Aber so doof sind die auch nicht. Zumindest dort nicht. Die wissen genau, daß es ihnen stattdessen finanziell besser ginge – und zwar ohne Arbeit – kämen sie ohne Pass aus dem Regierungsflieger oder mit den organisierten Transporten aus dem Knoblauchgürtel mit keinen Sprachkenntnissen oder gar analphabetisiert hierher.
Die wissen: deutsch sein ist nicht leicht – zumindest nicht in Merkeldeutschland.
So, und nun warten wir einfach mal 6 Monate ab, was dann sein wird.
Ich hoffe für die ausbildungswilligen jungen Leute, aber auch für die Werktätigen in den Betrieben, daß ich mich irre.
Treffen wird es doch hauptsächlich die kleinen mittelständischen Betriebe und Handwerks- und Dienstleistungsfirmen. Die haben an so einem Mindestlohn härter zu knabbern als große Unternehmen. Das war ja schon bei der Einführung des Mindestlohns für normale Arbeiter so. Auf der anderen Seite wird der hohe Mindestlohn voll auf das Familieneinkommen angerechnet, sollte diese Sozialleistungen beziehen. Dann bleibt unterm Strich auch nicht viel mehr übrig.

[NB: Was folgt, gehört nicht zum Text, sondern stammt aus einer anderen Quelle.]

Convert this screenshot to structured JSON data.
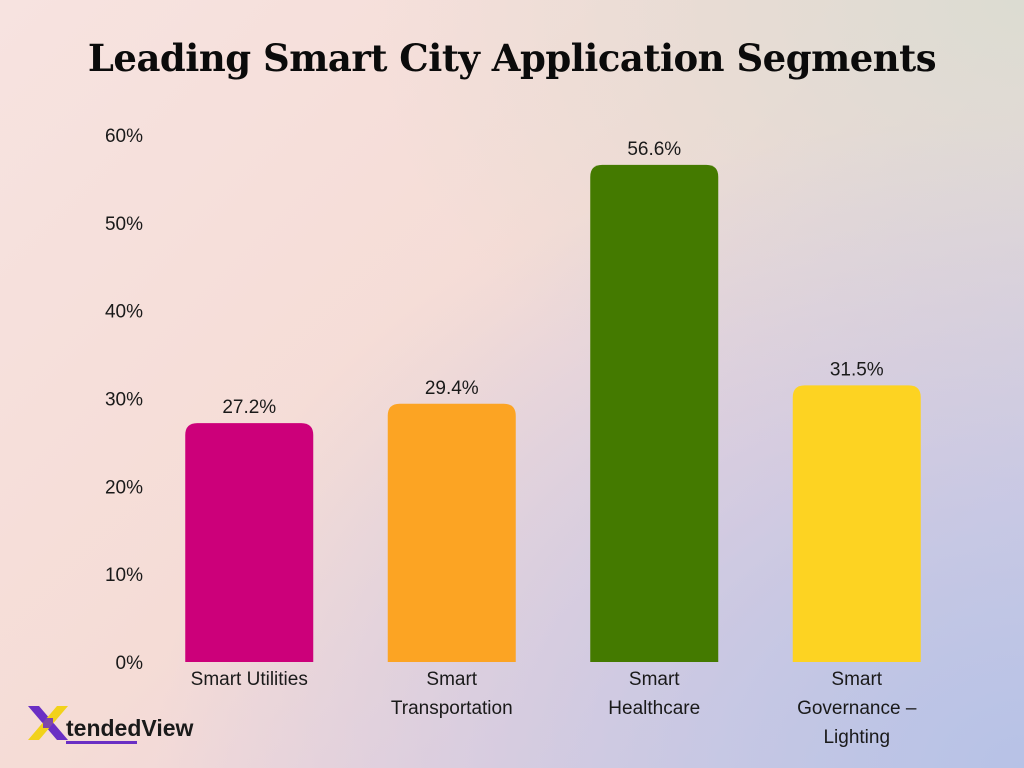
{
  "colors": {
    "bar_colors": [
      "#cc007a",
      "#fca423",
      "#447a00",
      "#fdd322"
    ],
    "logo_purple": "#6a2fc4",
    "logo_yellow": "#f2d21a"
  },
  "brand": {
    "name": "XtendedView",
    "text": "tendedView",
    "icon": "xtendedview-logo-x"
  },
  "chart_data": {
    "type": "bar",
    "title": "Leading Smart City Application Segments",
    "xlabel": "",
    "ylabel": "",
    "categories": [
      [
        "Smart Utilities"
      ],
      [
        "Smart",
        "Transportation"
      ],
      [
        "Smart",
        "Healthcare"
      ],
      [
        "Smart",
        "Governance –",
        "Lighting"
      ]
    ],
    "values": [
      27.2,
      29.4,
      56.6,
      31.5
    ],
    "value_labels": [
      "27.2%",
      "29.4%",
      "56.6%",
      "31.5%"
    ],
    "ylim": [
      0,
      60
    ],
    "yticks": [
      0,
      10,
      20,
      30,
      40,
      50,
      60
    ],
    "ytick_labels": [
      "0%",
      "10%",
      "20%",
      "30%",
      "40%",
      "50%",
      "60%"
    ],
    "grid": false,
    "legend": "none"
  }
}
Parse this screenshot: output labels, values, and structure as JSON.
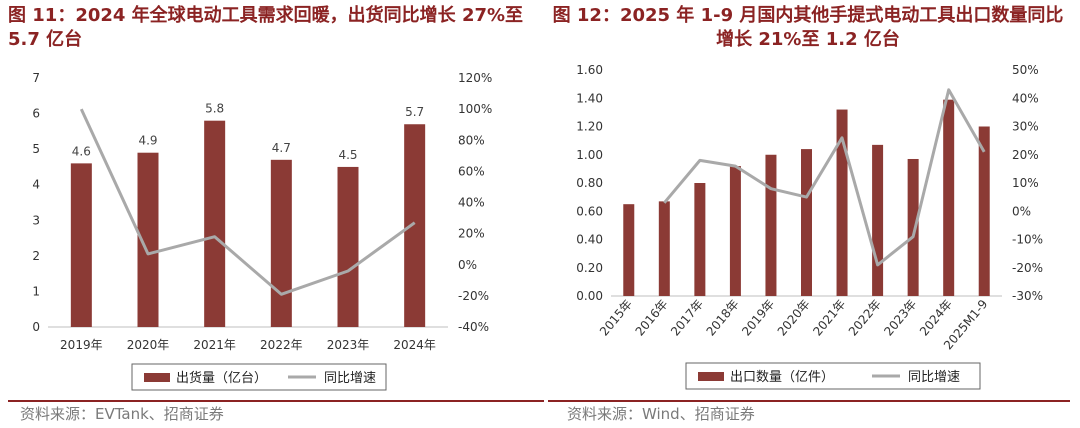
{
  "colors": {
    "bar": "#8b3a35",
    "line": "#a9a9a9",
    "title": "#8b2323"
  },
  "left": {
    "title": "图 11：2024 年全球电动工具需求回暖，出货同比增长 27%至 5.7 亿台",
    "source": "资料来源：EVTank、招商证券",
    "chart_data": {
      "type": "bar",
      "categories": [
        "2019年",
        "2020年",
        "2021年",
        "2022年",
        "2023年",
        "2024年"
      ],
      "series": [
        {
          "name": "出货量（亿台）",
          "type": "bar",
          "axis": "left",
          "values": [
            4.6,
            4.9,
            5.8,
            4.7,
            4.5,
            5.7
          ],
          "labels": [
            "4.6",
            "4.9",
            "5.8",
            "4.7",
            "4.5",
            "5.7"
          ]
        },
        {
          "name": "同比增速",
          "type": "line",
          "axis": "right",
          "values": [
            100,
            7,
            18,
            -19,
            -4,
            27
          ]
        }
      ],
      "ylim": [
        0,
        7
      ],
      "yticks": [
        "0",
        "1",
        "2",
        "3",
        "4",
        "5",
        "6",
        "7"
      ],
      "y2lim": [
        -40,
        120
      ],
      "y2ticks": [
        "-40%",
        "-20%",
        "0%",
        "20%",
        "40%",
        "60%",
        "80%",
        "100%",
        "120%"
      ],
      "legend": [
        "出货量（亿台）",
        "同比增速"
      ]
    }
  },
  "right": {
    "title": "图 12：2025 年 1-9 月国内其他手提式电动工具出口数量同比增长 21%至 1.2 亿台",
    "source": "资料来源：Wind、招商证券",
    "chart_data": {
      "type": "bar",
      "categories": [
        "2015年",
        "2016年",
        "2017年",
        "2018年",
        "2019年",
        "2020年",
        "2021年",
        "2022年",
        "2023年",
        "2024年",
        "2025M1-9"
      ],
      "series": [
        {
          "name": "出口数量（亿件）",
          "type": "bar",
          "axis": "left",
          "values": [
            0.65,
            0.67,
            0.8,
            0.92,
            1.0,
            1.04,
            1.32,
            1.07,
            0.97,
            1.39,
            1.2
          ]
        },
        {
          "name": "同比增速",
          "type": "line",
          "axis": "right",
          "values": [
            null,
            3,
            18,
            16,
            8,
            5,
            26,
            -19,
            -9,
            43,
            21
          ]
        }
      ],
      "ylim": [
        0,
        1.6
      ],
      "yticks": [
        "0.00",
        "0.20",
        "0.40",
        "0.60",
        "0.80",
        "1.00",
        "1.20",
        "1.40",
        "1.60"
      ],
      "y2lim": [
        -30,
        50
      ],
      "y2ticks": [
        "-30%",
        "-20%",
        "-10%",
        "0%",
        "10%",
        "20%",
        "30%",
        "40%",
        "50%"
      ],
      "legend": [
        "出口数量（亿件）",
        "同比增速"
      ]
    }
  }
}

Wenn Mama und Papa Hartz4 beziehen, ist das am Ende fast eine Nullrechnung. Und solche Bedarfsgemeinschaften gibt es im Land leider sehr, sehr viele.
Erinnert mich an ein ‘Zerohedge’ – Kommentar über Merkel:
‘She has the inverse king midas-syndrome: everything she touches turns to sh*t.’
Die unmittelbare Antwort darauf war übrigens:
‘That sums it up quite nicely.’
Alles schon gehabt:
Mietendeckel: Super, da bauen wir Kapitalisten doch sofort mehr Häuser.
Azubi-Geld-Plus: Super, da stellen wir mal noch mehr von denen ein!
BMW-Enteignung: Super, Unsere Polit-Elite wird es schon richten!
Energie-Konzept: Super, habe gerade den Gasgenerator bestellt!
Währungs-Crash: Ääh! Da war ich zu arglos, ich muss nachbessern!